Site icon Riau Pos

UU Baru, KPK Terancam Tak Lagi Independen

ILUSTRASI Komisi Pemberantasan Korupsi (KPK) (Dery Ridwansah/ JawaPos.com)

JAKARTA (RIAUPOS.CO) — Undang-Undang Nomor 30/2002 tentang Komisi Pemberantasan Tindak Pidana Korupsi (KPK) mulai berlaku sejak hari ini, Kamis (17/10). Dengan berlakunya UU KPK yang baru, sejumlah perubahan dipastikan akan terjadi di lembaga yang bermarkas di Kuningan, Jakarta Selatan ini.

UU KPK yang disahkan DPR pada Selasa (17/9) itu bakal menggantikan UU KPK Nomor 30 Tahun 2002 tentang KPK. Jika menelisik sejumlah pasal dalam UU KPK yang baru. Dalam Pasal 3 versi UU lama, lembaga antirasuah disebut sebagai lembaga negara. Namun dalam UU KPK yang baru, KPK disebut sebagai lembaga negara dalam rumpun kekuasaan eksekutif.

Pasal 3 UU 30/2002 hasil revisi, berbunyi bahwa Komisi Pemberantasan Korupsi adalah lembaga negara dalam rumpun kekuasaan eksekutif yang dalam melaksanakan tugas dan wewenangnya bersifat independen dan bebas dari pengaruh kekuasaan manapun.

Selain dibawah rumpun eksekutif, pegawai KPK tidak lagi independen. Sehingga mereka yang bertugas di KPK adalah Aparatur Sipil Negara (ASN) alias PNS. Mereka harus taat para peraturan perundang-undangan mengenai ASN. Sebelumnya, pegawai KPK bukanlah PNS melainkan diangkat karena keahliannya.

Hal ini tertuang dalam Pasal 1 ayat 6 yang berbunyi, pegawai Komisi Pemberantasan Korupsi adalah aparatur sipil negara sesuai dengan ketentuan peraturan perundang-undangan aparatur sipil negara.

Menilai ini, pakar hukum pidana Abdul Fickar Hadjar memandang bahwa kinerja KPK ke depan tidak lagi independen, karena berada di bawa kekuasaan negara.
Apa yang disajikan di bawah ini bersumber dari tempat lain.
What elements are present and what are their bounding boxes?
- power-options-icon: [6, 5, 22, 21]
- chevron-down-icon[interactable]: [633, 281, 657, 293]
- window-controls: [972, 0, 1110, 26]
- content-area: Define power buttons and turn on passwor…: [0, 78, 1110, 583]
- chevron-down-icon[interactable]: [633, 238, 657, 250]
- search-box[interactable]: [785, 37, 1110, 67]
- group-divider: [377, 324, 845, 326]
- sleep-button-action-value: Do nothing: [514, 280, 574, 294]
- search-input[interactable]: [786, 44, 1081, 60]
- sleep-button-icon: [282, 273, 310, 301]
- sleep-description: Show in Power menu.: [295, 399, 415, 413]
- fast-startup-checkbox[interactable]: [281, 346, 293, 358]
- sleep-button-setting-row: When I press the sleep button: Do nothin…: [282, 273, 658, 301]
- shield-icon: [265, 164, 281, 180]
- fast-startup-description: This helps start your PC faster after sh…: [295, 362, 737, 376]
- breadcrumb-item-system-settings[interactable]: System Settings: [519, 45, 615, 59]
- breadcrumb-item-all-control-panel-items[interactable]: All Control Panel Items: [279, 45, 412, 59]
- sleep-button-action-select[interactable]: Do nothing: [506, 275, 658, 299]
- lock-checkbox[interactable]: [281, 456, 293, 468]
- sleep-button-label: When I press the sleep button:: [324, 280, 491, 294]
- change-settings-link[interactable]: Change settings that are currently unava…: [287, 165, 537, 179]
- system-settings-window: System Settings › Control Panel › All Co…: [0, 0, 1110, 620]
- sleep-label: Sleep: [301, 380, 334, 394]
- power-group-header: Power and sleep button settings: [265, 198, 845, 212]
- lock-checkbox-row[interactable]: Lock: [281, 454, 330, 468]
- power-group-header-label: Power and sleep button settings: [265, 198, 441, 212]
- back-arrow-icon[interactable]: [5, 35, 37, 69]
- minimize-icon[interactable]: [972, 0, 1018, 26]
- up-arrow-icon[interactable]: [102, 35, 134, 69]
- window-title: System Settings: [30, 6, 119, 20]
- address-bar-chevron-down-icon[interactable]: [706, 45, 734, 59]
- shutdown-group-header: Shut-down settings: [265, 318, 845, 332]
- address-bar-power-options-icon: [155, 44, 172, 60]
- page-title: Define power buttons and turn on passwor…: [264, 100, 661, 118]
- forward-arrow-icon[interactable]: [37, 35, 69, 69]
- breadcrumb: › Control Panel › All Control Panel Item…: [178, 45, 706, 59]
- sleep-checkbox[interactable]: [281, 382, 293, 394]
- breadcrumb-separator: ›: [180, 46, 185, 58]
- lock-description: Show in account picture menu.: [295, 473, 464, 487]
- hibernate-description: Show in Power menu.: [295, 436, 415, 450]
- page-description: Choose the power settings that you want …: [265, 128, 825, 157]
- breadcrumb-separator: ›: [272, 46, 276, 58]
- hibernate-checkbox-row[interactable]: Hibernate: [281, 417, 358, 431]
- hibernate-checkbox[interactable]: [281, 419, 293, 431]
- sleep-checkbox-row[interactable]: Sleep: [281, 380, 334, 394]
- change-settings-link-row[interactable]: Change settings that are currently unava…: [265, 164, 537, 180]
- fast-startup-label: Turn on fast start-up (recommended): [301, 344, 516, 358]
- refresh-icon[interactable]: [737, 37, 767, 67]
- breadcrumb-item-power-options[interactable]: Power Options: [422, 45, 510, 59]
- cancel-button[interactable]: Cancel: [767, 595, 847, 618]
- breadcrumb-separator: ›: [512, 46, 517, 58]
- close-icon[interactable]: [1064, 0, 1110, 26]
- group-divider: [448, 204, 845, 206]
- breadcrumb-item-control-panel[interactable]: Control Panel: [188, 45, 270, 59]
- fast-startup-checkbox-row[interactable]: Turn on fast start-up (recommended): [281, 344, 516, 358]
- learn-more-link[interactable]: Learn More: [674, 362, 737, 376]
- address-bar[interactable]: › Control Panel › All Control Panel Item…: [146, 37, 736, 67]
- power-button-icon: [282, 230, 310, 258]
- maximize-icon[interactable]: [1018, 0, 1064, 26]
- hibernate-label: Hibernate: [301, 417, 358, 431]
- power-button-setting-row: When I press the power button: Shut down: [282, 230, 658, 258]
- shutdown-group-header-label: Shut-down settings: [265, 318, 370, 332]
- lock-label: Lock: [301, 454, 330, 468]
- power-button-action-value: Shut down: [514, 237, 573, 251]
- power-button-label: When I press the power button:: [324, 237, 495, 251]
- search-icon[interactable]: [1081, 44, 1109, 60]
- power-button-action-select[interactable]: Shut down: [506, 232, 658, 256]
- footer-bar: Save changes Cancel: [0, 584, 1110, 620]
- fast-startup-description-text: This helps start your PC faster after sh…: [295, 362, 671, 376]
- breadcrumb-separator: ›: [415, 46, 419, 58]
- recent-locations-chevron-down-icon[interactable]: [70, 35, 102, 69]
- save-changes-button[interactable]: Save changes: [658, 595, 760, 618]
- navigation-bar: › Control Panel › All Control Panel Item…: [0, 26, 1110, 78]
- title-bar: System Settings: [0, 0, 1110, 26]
Terlebih pegawai KPK kini berada di jajaran eksekutif. “KPK yang dahulunya independen, dengan status pegawai KPK menjadi ASN, sekarang menjadi lembaga eksekutif murni,” ujar Fickar kepada JawaPos.com, Kamis (17/10).

Fickar memandang, dimungkinkan tidak ada lagi kasus-kasus besar yang mungkin dapat lembaga antirasuah tangani. Karena kinerjanya yang awalnya independen, kemudian diawasi secara menyeluruh dengan adanya dewan pengawas. “Jadi dengan adanya dewan pengawas yang ditunjuk presiden yang diberi kewenangan judicial. Seperti izin sadap, penahanan dan penyitaan menjadi hal yang aneh,” terang Fickar.

Oleh karenanya, Fickar memandang seharusnya kinerja dewan pengawas bukan seperti pimpinan KPK. Karena hal itu merupakan kewenangan yang dimiliki pimpinan. “Menjadi aneh secara sistematik, karena dewan pengawas bukan aparatur penegak hukum,” pungkasnya.